Rick Galli agreed. His test removes the worry patients experience waiting for the longer test and encourages more people who may be HIV positive to be tested. Even waiting for twenty minutes, he said, creates “a level of anxiety that is hard to take for some patients.“

“What we're hearing from the provider perspective, especially in emergency room settings where you really don't have twenty minutes to administer a test and wait for a result is that the one-minute test is really valuable.“

bioLytical's faster results are achieved by utilizing flow-through instead of lateral-flow technology, Galli said. The test has been approved for detecting antibodies to HIV-1 in whole blood, finger stick blood, or plasma specimens, with clinical trial data demonstrating a minimum sensitivity and specificity for those methods of between 99.5% and 99.8%. The INSTI test includes a unique antigen construct comprised of recombinant proteins for HIV-1 (gp-41) and HIV-2 (gp-36).

These unique antigens, Galli said, are particularly important as the HIV testing community heads toward a multi-rapid test algorithm, eliminating the need for the more costly and time-consuming Western Blot and Indirect Fluorescent Antibody tests. He added they also provide bioLytical an advantage in a marketplace that sees “tens of millions of HIV tests conducted annually in the U.S.“

Someone else who has thrown his weight behind the one-minute test is Robert Gallo, MD, co-discoverer of the Human Immunodeficiency Virus and currently director of the Institute of Human Virology (IHV) at the University of Maryland School of Medicine (Baltimore). “The Institute for Human Virology would be willing to collaborate with bioLytical to explore the use of the product in novel settings worldwide and in the USA by providing both the population and expertise necessary,“ Gallo said. “A rapid, accurate, sufficiently sensitive and inexpensive field testing kit for HIV has been needed for a long time.“

Getting both FDA approval and Gallo's public endorsement is a major accomplishment for his firm, Galli said. That's because organizations like IHV do a lot of work in a variety of settings, including very difficult to reach populations. “It's always good to have groups like that work with the test and be able to comment on its performance. It's difficult for a company like bioLytical to do that work itself.“

Even with Gallo's endorsement and FDA approval, some U.S. patients will have to wait a while longer before they can take the one-minute test. That's because some labs and end users in the U.S. have a waiver certification exempting them from Congress's Clinical Laboratory Improvement Amendments (CLIA) legislation which establishes quality standards for all laboratory testing. bioLytical must wait for the results of its waiver designation application before those users can employ the INSTI test. Typically, a waiver designation is only granted if it is simple enough to render the likelihood of erroneous results negligible.
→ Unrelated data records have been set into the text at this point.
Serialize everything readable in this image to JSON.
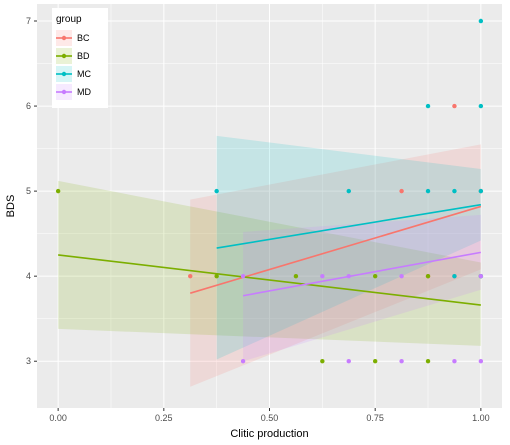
{
  "chart_data": {
    "type": "scatter",
    "xlabel": "Clitic production",
    "ylabel": "BDS",
    "xlim": [
      -0.05,
      1.05
    ],
    "ylim": [
      2.45,
      7.2
    ],
    "x_ticks": [
      0,
      0.25,
      0.5,
      0.75,
      1
    ],
    "x_tick_labels": [
      "0.00",
      "0.25",
      "0.50",
      "0.75",
      "1.00"
    ],
    "y_ticks": [
      3,
      4,
      5,
      6,
      7
    ],
    "y_tick_labels": [
      "3",
      "4",
      "5",
      "6",
      "7"
    ],
    "grid": true,
    "legend": {
      "title": "group",
      "position": "top-left"
    },
    "series": [
      {
        "name": "BC",
        "color": "#F8766D",
        "points": [
          [
            0.3125,
            4
          ],
          [
            0.8125,
            5
          ],
          [
            0.875,
            4
          ],
          [
            0.9375,
            4
          ],
          [
            0.9375,
            6
          ],
          [
            1,
            5
          ]
        ],
        "fit": {
          "x": [
            0.3125,
            1
          ],
          "y": [
            3.8,
            4.82
          ]
        },
        "band": {
          "x": [
            0.3125,
            1
          ],
          "lower": [
            2.7,
            4.08
          ],
          "upper": [
            4.9,
            5.55
          ]
        }
      },
      {
        "name": "BD",
        "color": "#7CAE00",
        "points": [
          [
            0,
            5
          ],
          [
            0.375,
            4
          ],
          [
            0.5625,
            4
          ],
          [
            0.625,
            3
          ],
          [
            0.75,
            3
          ],
          [
            0.75,
            4
          ],
          [
            0.875,
            3
          ],
          [
            0.875,
            4
          ],
          [
            1,
            4
          ]
        ],
        "fit": {
          "x": [
            0,
            1
          ],
          "y": [
            4.25,
            3.66
          ]
        },
        "band": {
          "x": [
            0,
            1
          ],
          "lower": [
            3.38,
            3.18
          ],
          "upper": [
            5.12,
            4.16
          ]
        }
      },
      {
        "name": "MC",
        "color": "#00BFC4",
        "points": [
          [
            0.375,
            5
          ],
          [
            0.6875,
            5
          ],
          [
            0.875,
            5
          ],
          [
            0.875,
            6
          ],
          [
            0.9375,
            4
          ],
          [
            0.9375,
            5
          ],
          [
            1,
            4
          ],
          [
            1,
            5
          ],
          [
            1,
            6
          ],
          [
            1,
            7
          ]
        ],
        "fit": {
          "x": [
            0.375,
            1
          ],
          "y": [
            4.33,
            4.84
          ]
        },
        "band": {
          "x": [
            0.375,
            1
          ],
          "lower": [
            3.02,
            4.42
          ],
          "upper": [
            5.65,
            5.26
          ]
        }
      },
      {
        "name": "MD",
        "color": "#C77CFF",
        "points": [
          [
            0.4375,
            3
          ],
          [
            0.4375,
            4
          ],
          [
            0.625,
            4
          ],
          [
            0.6875,
            3
          ],
          [
            0.6875,
            4
          ],
          [
            0.8125,
            3
          ],
          [
            0.8125,
            4
          ],
          [
            0.9375,
            3
          ],
          [
            1,
            3
          ],
          [
            1,
            4
          ]
        ],
        "fit": {
          "x": [
            0.4375,
            1
          ],
          "y": [
            3.77,
            4.28
          ]
        },
        "band": {
          "x": [
            0.4375,
            1
          ],
          "lower": [
            3.0,
            3.84
          ],
          "upper": [
            4.52,
            4.72
          ]
        }
      }
    ]
  }
}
A waiver designation, said Galli “means we could market the test to any level of facility including those that have a certificate of waiver of CLIA. Right now we are restricted to people who are certified to do moderately complex procedures.“

Assuming it passes this last hurdle, Galli said the INSTI test would be the most cost-effective rapid test on the market. At a cost of $8 to $12 U.S. per kit, the company's 30,000 square foot robotics-based facility is capable of producing 80 kits a minute or 1.5 million kits a month.